In order to objectively measure the mottling effect it is necessary to measure lightness variations over a large sample area. BYK-Gardner is introducing a new solution to scan the surface over a large area and objectively measure the lightness variations at three different viewing angles to simulate the visual evaluation of cloudiness (Figure 19).
The measurement signal (Figure 20) is filtered via mathematical filter functions in different cloud sizes and a “rating” value calculated for each cloud size (Figure 21). The higher the rating value the more visible the mottling effect.
Currently, automotive companies are working on setting cloudiness values for batch approval and process control.
The introduction of more new effect pigments requires new innovative measurement technologies to capture the total color impression. It is no longer sufficient to measure the color impression only under different viewing angles, but also the effect of different lighting conditions needs to be evaluated. Colors that agree with each other when measured for 5-angle color can look very different due to sparkle and graininess differences. The objective measurement of the total color harmony of products with special effects coatings is now possible with the development of new innovative technologies implemented in the BYK-Gardner BYK-mac.

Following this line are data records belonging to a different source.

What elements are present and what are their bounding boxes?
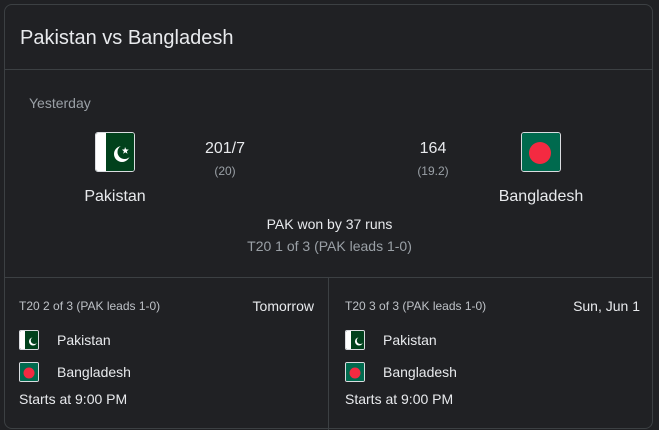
divider xyxy=(5,69,652,70)
team2-score: 164 xyxy=(419,140,447,157)
bangladesh-flag-icon xyxy=(345,362,365,382)
upcoming-match-2[interactable]: T20 3 of 3 (PAK leads 1-0) Sun, Jun 1 Pa… xyxy=(331,277,654,430)
match-card: Pakistan vs Bangladesh Yesterday Pakista… xyxy=(4,4,654,430)
team1-name: Pakistan xyxy=(84,188,146,205)
upcoming-start-time: Starts at 9:00 PM xyxy=(19,391,128,407)
upcoming-date: Sun, Jun 1 xyxy=(573,298,640,314)
upcoming-team1-name: Pakistan xyxy=(57,332,111,348)
upcoming-start-time: Starts at 9:00 PM xyxy=(345,391,454,407)
upcoming-series: T20 2 of 3 (PAK leads 1-0) xyxy=(19,299,161,313)
team1-overs: (20) xyxy=(214,164,236,178)
match-result: PAK won by 37 runs xyxy=(266,216,393,232)
team2-name: Bangladesh xyxy=(498,188,584,205)
upcoming-team2-name: Bangladesh xyxy=(383,364,457,380)
divider xyxy=(328,277,329,430)
bangladesh-flag-icon xyxy=(19,362,39,382)
upcoming-series: T20 3 of 3 (PAK leads 1-0) xyxy=(345,299,487,313)
team2-overs: (19.2) xyxy=(417,164,449,178)
upcoming-date: Tomorrow xyxy=(252,298,314,314)
match-series: T20 1 of 3 (PAK leads 1-0) xyxy=(247,238,412,254)
team1-score: 201/7 xyxy=(204,140,246,157)
upcoming-team2-name: Bangladesh xyxy=(57,364,131,380)
match-date: Yesterday xyxy=(29,95,91,111)
card-title[interactable]: Pakistan vs Bangladesh xyxy=(20,27,233,50)
upcoming-team1-name: Pakistan xyxy=(383,332,437,348)
bangladesh-flag-icon xyxy=(521,132,561,172)
upcoming-match-1[interactable]: T20 2 of 3 (PAK leads 1-0) Tomorrow Paki… xyxy=(5,277,328,430)
pakistan-flag-icon xyxy=(95,132,135,172)
pakistan-flag-icon xyxy=(19,330,39,350)
pakistan-flag-icon xyxy=(345,330,365,350)
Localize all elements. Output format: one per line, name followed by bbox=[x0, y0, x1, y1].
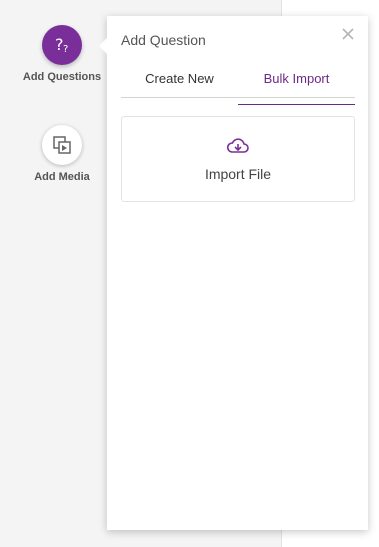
tab-create-new[interactable]: Create New bbox=[121, 69, 238, 97]
add-questions-label: Add Questions bbox=[22, 71, 102, 83]
svg-text:?: ? bbox=[63, 44, 68, 55]
media-icon bbox=[42, 125, 82, 165]
panel-title: Add Question bbox=[121, 32, 206, 48]
cloud-upload-icon bbox=[226, 137, 250, 160]
tab-bulk-import[interactable]: Bulk Import bbox=[238, 69, 355, 105]
tabs: Create New Bulk Import bbox=[121, 69, 355, 105]
add-questions-button[interactable]: ? ? Add Questions bbox=[0, 25, 124, 83]
close-icon[interactable] bbox=[340, 26, 356, 42]
add-media-label: Add Media bbox=[34, 171, 90, 183]
add-question-panel: Add Question Create New Bulk Import Impo… bbox=[99, 16, 368, 530]
add-media-button[interactable]: Add Media bbox=[0, 125, 124, 183]
question-mark-icon: ? ? bbox=[42, 25, 82, 65]
import-file-button[interactable]: Import File bbox=[121, 116, 355, 202]
import-file-label: Import File bbox=[204, 165, 272, 182]
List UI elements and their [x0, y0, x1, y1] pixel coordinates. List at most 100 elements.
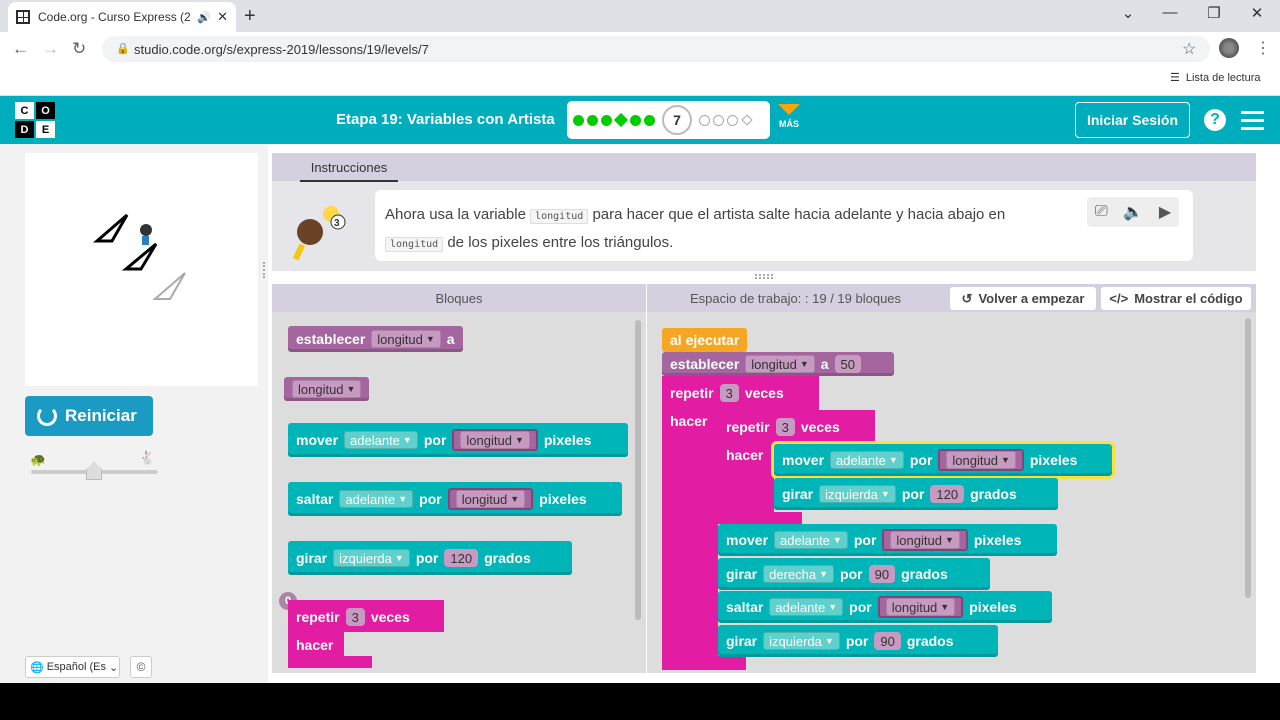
browser-tab[interactable]: Code.org - Curso Express (20 🔊 ✕ [8, 2, 236, 32]
level-dot-complete[interactable] [644, 114, 655, 126]
number-input[interactable]: 3 [775, 418, 795, 436]
number-input[interactable]: 50 [834, 355, 862, 373]
reading-list-button[interactable]: ☰ Lista de lectura [1170, 71, 1260, 85]
restore-icon[interactable]: ❐ [1194, 4, 1234, 22]
more-button[interactable]: MÁS [776, 104, 802, 129]
number-input[interactable]: 90 [868, 565, 896, 583]
artist-sprite-body [142, 236, 149, 245]
direction-dropdown[interactable]: derecha ▼ [763, 565, 835, 583]
variable-input[interactable]: longitud ▼ [447, 488, 534, 510]
level-dot-empty[interactable] [713, 114, 724, 126]
speech-settings-icon[interactable]: ⎚ [1095, 203, 1108, 221]
dropdown-arrow-icon: ▼ [514, 435, 524, 445]
speaker-icon[interactable]: 🔊 [197, 11, 211, 24]
direction-dropdown[interactable]: adelante ▼ [344, 431, 418, 449]
direction-dropdown[interactable]: adelante ▼ [339, 490, 414, 508]
dropdown-arrow-icon: ▼ [819, 569, 829, 579]
back-icon[interactable]: ← [12, 39, 29, 59]
when-run-block[interactable]: al ejecutar [662, 328, 748, 352]
toolbox-turn-block[interactable]: girar izquierda ▼ por 120 grados [288, 541, 572, 575]
stage-title[interactable]: Etapa 19: Variables con Artista [336, 111, 555, 128]
restart-button[interactable]: ↺ Volver a empezar [950, 287, 1096, 310]
code-variable: longitud [385, 237, 444, 252]
block-label: girar [726, 566, 758, 582]
close-window-icon[interactable]: ✕ [1237, 4, 1277, 22]
direction-dropdown[interactable]: izquierda ▼ [819, 485, 896, 503]
variable-dropdown[interactable]: longitud ▼ [460, 431, 530, 449]
play-icon[interactable]: ▶ [1159, 202, 1171, 222]
language-select[interactable]: 🌐 Español (Es ⌄ [25, 656, 120, 678]
toolbox-set-variable-block[interactable]: establecer longitud ▼ a [288, 326, 463, 352]
workspace-turn-block[interactable]: girar izquierda ▼ por 90 grados [718, 625, 998, 657]
block-label: por [909, 452, 933, 468]
bookmark-star-icon[interactable]: ☆ [1182, 39, 1196, 59]
new-tab-icon[interactable]: + [244, 5, 256, 28]
variable-dropdown[interactable]: longitud ▼ [455, 490, 526, 508]
tab-instructions[interactable]: Instrucciones [300, 158, 398, 182]
address-bar[interactable]: studio.code.org/s/express-2019/lessons/1… [102, 36, 1210, 62]
variable-input[interactable]: longitud ▼ [938, 449, 1024, 471]
number-input[interactable]: 3 [719, 384, 739, 402]
codeorg-logo[interactable]: C O D E [15, 102, 55, 138]
workspace-scrollbar[interactable] [1245, 318, 1251, 598]
lock-icon[interactable]: 🔒 [116, 42, 130, 55]
set-variable-block[interactable]: establecer longitud ▼ a 50 [662, 352, 894, 376]
variable-dropdown[interactable]: longitud ▼ [371, 330, 441, 348]
profile-avatar[interactable] [1219, 38, 1239, 58]
reset-button[interactable]: Reiniciar [25, 396, 153, 436]
workspace-move-block[interactable]: mover adelante ▼ por longitud ▼ pixeles [718, 524, 1057, 556]
variable-input[interactable]: longitud ▼ [882, 529, 968, 551]
variable-dropdown[interactable]: longitud ▼ [292, 380, 362, 398]
workspace-turn-block[interactable]: girar derecha ▼ por 90 grados [718, 558, 990, 590]
avatar-drawing: 3 [292, 206, 346, 261]
logo-letter: C [15, 102, 34, 119]
direction-dropdown[interactable]: adelante ▼ [830, 451, 904, 469]
workspace-turn-block[interactable]: girar izquierda ▼ por 120 grados [774, 478, 1058, 510]
level-diamond-complete[interactable] [613, 112, 629, 128]
direction-dropdown[interactable]: adelante ▼ [769, 598, 844, 616]
direction-dropdown[interactable]: izquierda ▼ [763, 632, 840, 650]
variable-dropdown[interactable]: longitud ▼ [946, 451, 1016, 469]
block-label: repetir [726, 419, 770, 435]
help-icon[interactable]: ? [1204, 109, 1226, 131]
hamburger-menu-icon[interactable] [1241, 111, 1264, 135]
current-level[interactable]: 7 [662, 105, 692, 135]
level-dot-complete[interactable] [573, 114, 584, 126]
level-dot-empty[interactable] [699, 114, 710, 126]
toolbox-scrollbar[interactable] [635, 320, 641, 620]
level-dot-complete[interactable] [630, 114, 641, 126]
variable-dropdown[interactable]: longitud ▼ [885, 598, 956, 616]
direction-dropdown[interactable]: izquierda ▼ [333, 549, 410, 567]
number-input[interactable]: 120 [444, 549, 479, 567]
close-tab-icon[interactable]: ✕ [217, 9, 228, 25]
workspace-move-block[interactable]: mover adelante ▼ por longitud ▼ pixeles [771, 441, 1115, 479]
number-input[interactable]: 120 [930, 485, 965, 503]
level-dot-empty[interactable] [727, 114, 738, 126]
variable-dropdown[interactable]: longitud ▼ [890, 531, 960, 549]
panel-resize-handle[interactable] [263, 262, 267, 278]
level-diamond-empty[interactable] [741, 114, 753, 126]
instructions-resize-handle[interactable] [755, 274, 773, 279]
toolbox-variable-getter[interactable]: longitud ▼ [284, 377, 370, 401]
copyright-button[interactable]: © [130, 656, 152, 678]
volume-icon[interactable]: 🔈 [1123, 202, 1143, 222]
toolbox-jump-block[interactable]: saltar adelante ▼ por longitud ▼ pixeles [288, 482, 622, 516]
level-dot-complete[interactable] [587, 114, 598, 126]
minimize-icon[interactable]: — [1150, 4, 1190, 21]
workspace-jump-block[interactable]: saltar adelante ▼ por longitud ▼ pixeles [718, 591, 1052, 623]
level-dot-complete[interactable] [601, 114, 612, 126]
toolbox-move-block[interactable]: mover adelante ▼ por longitud ▼ pixeles [288, 423, 628, 457]
variable-input[interactable]: longitud ▼ [452, 429, 538, 451]
number-input[interactable]: 90 [874, 632, 901, 650]
number-input[interactable]: 3 [345, 608, 365, 626]
direction-dropdown[interactable]: adelante ▼ [774, 531, 848, 549]
tab-search-icon[interactable]: ⌄ [1108, 4, 1148, 22]
reload-icon[interactable]: ↻ [72, 39, 86, 59]
forward-icon[interactable]: → [42, 39, 59, 59]
variable-dropdown[interactable]: longitud ▼ [745, 355, 815, 373]
browser-menu-icon[interactable]: ⋮ [1255, 38, 1271, 58]
inner-repeat-header: repetir 3 veces [718, 412, 848, 442]
show-code-button[interactable]: </> Mostrar el código [1101, 287, 1251, 310]
variable-input[interactable]: longitud ▼ [877, 596, 964, 618]
sign-in-button[interactable]: Iniciar Sesión [1075, 102, 1190, 138]
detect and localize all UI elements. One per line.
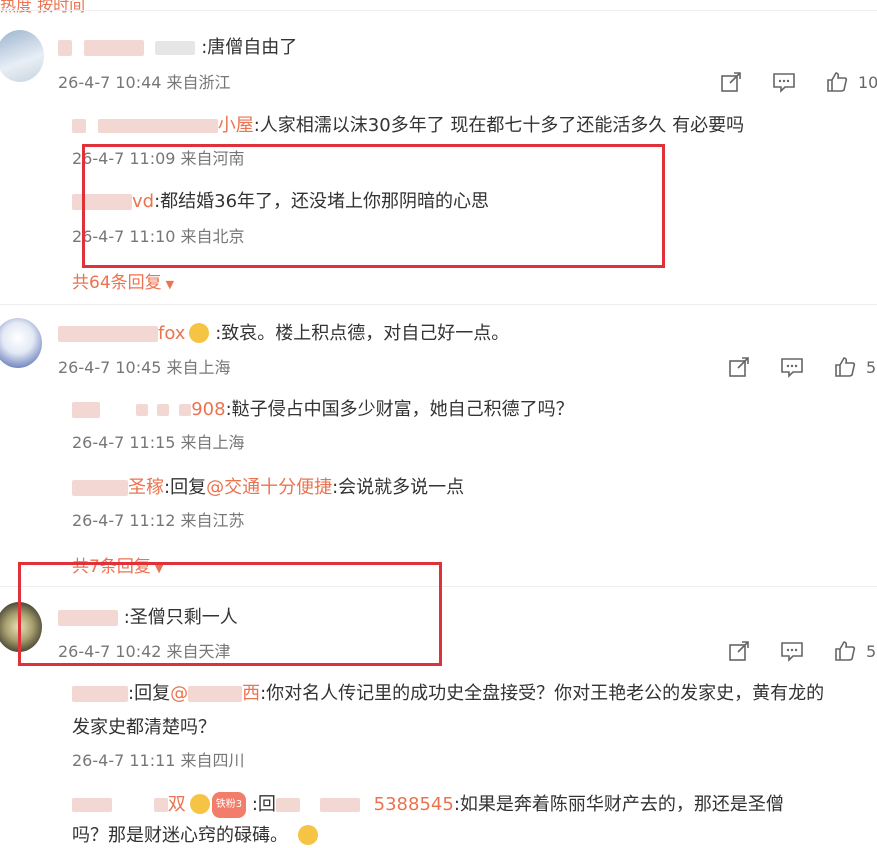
fan-badge: 铁粉3: [211, 792, 247, 818]
reply-text: :鞑子侵占中国多少财富，她自己积德了吗？: [225, 399, 574, 420]
comment-1: :唐僧自由了: [58, 36, 297, 60]
avatar[interactable]: [0, 318, 42, 368]
blurred-username[interactable]: [72, 480, 128, 496]
like-count: 52: [866, 641, 877, 661]
reply-continued: 吗？那是财迷心窍的碌碡。: [72, 824, 318, 848]
share-icon[interactable]: [728, 640, 750, 662]
comment-username[interactable]: fox: [158, 323, 185, 344]
mention-tail[interactable]: 西: [242, 683, 260, 704]
reply-text-2: :你对名人传记里的成功史全盘接受？你对王艳老公的发家史，黄有龙的: [260, 683, 825, 704]
blurred-username-part: [155, 41, 196, 55]
sort-tabs[interactable]: 热度 按时间: [0, 0, 85, 16]
reply-continued: 发家史都清楚吗？: [72, 717, 216, 738]
comment-text: :致哀。楼上积点德，对自己好一点。: [215, 323, 510, 344]
blurred-username-part: [135, 404, 148, 416]
reply-username[interactable]: 908: [191, 399, 225, 420]
reply-meta: 26-4-7 11:15 来自上海: [72, 433, 245, 452]
blurred-username[interactable]: [58, 326, 158, 342]
blurred-username-part: [153, 798, 168, 812]
blurred-username[interactable]: [72, 798, 112, 812]
reply-text: :回复: [164, 477, 207, 498]
comment-meta: 26-4-7 10:45 来自上海: [58, 358, 231, 377]
blurred-username[interactable]: [58, 40, 72, 56]
share-icon[interactable]: [720, 71, 742, 93]
mention-link[interactable]: @: [170, 683, 188, 704]
reply-text-3: 吗？那是财迷心窍的碌碡。: [72, 825, 288, 846]
reply-text: :人家相濡以沫30多年了 现在都七十多了还能活多久 有必要吗: [253, 115, 745, 136]
caret-down-icon: ▼: [165, 278, 175, 291]
comment-actions: 52: [728, 640, 877, 662]
like-count: 107: [858, 72, 877, 92]
more-replies-link[interactable]: 共64条回复 ▼: [72, 268, 174, 293]
reply: 圣稼:回复@交通十分便捷:会说就多说一点: [72, 476, 464, 500]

This instrument fills a need for effect measurement that has not been available until now. The BYK-mac uses multi-angle color measurement at six angles, and also uses multi-angle camera evaluation of sparkle and graininess to give a complete picture of the visual impression of the effect coating. The new sparkle and graininess measurement data can be used for trouble shooting to determine the cause of a mismatch as well as for daily quality control.